Lors des nouvelles élections du 26 juin, Hernando a réitéré sa troisième place sur la liste madrilène et a été porte-parole du Commission électorale. Il a renouvelé son procès-verbal et le 17 juillet, il a été confirmé comme porte-parole socialiste au Congrès, d’où il a continué à défendre le « non » à Mariano Rajoy.

Après la démission le 1er octobre 2016 de Sanchez en tant que secrétaire général, Hernando a été confirmé par le directeur socialiste comme porte-parole à la Chambre basse et a assumé la présidence du groupe des Cortes. Il était chargé de défendre l’abstention de son groupe parlementaire lors du deuxième vote qui a permis l’investiture de Rajoy le 29 octobre, pour « l’intérêt général » et comme moindre mal pour éviter une troisième élection.

Après huit mois loin de Sanchez, la nuit des primaires socialistes pour l’élection du secrétaire général le 21 mai 2017, au cours de laquelle il a repris la direction du parti, Hernando a présenté sa démission en tant que porte-parole au Congrès.
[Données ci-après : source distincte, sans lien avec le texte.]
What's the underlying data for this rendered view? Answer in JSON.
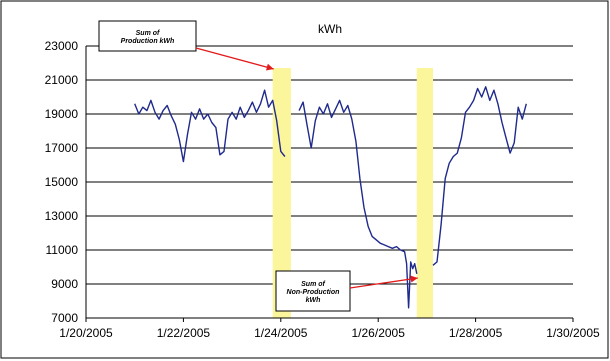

Snchez le pidi que continuara en el puesto hasta el Congreso de junio, pero el 24 de ese mes le relev como portavoz provisional Jos Luis balos, con el que colabor en la preparacin del discurso con motivo de la mocin de censura de Podemos contra Rajoy debatida en juin.

Au 39e Congrès de cette année-là, Hernando était l’un de ceux qui ont été exclus de la Comité fédéral.
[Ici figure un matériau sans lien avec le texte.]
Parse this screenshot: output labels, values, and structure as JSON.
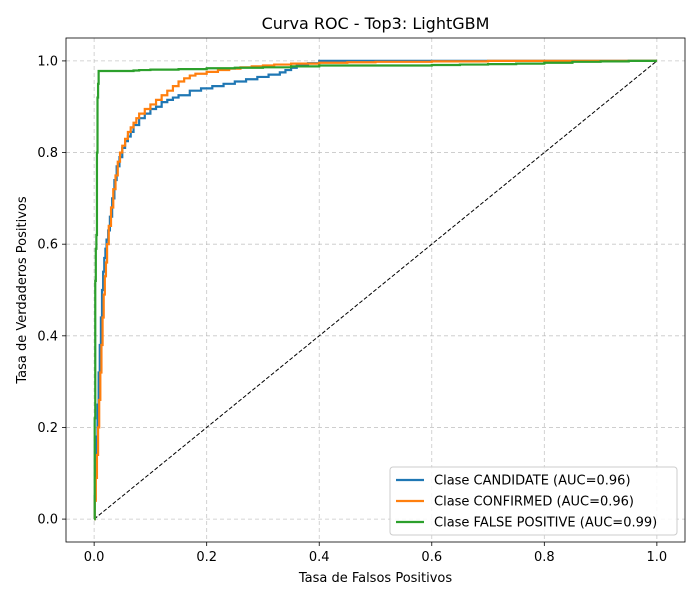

Depuis lors, après avoir également été exclu des commissions des secrets officiels, de la réglementation et de la délégation permanente du Congrès, il a été chargé d’être le porte-parole de la Commission mixte de sécurité nationale et a été membre des commissions de la justice, de l’intérieur et de la sécurité nationale. du modèle policier du XXIe siècle. Il n’a pas assisté aux élections législatives du 28 avril 2019, s’éloignant depuis de la politique active.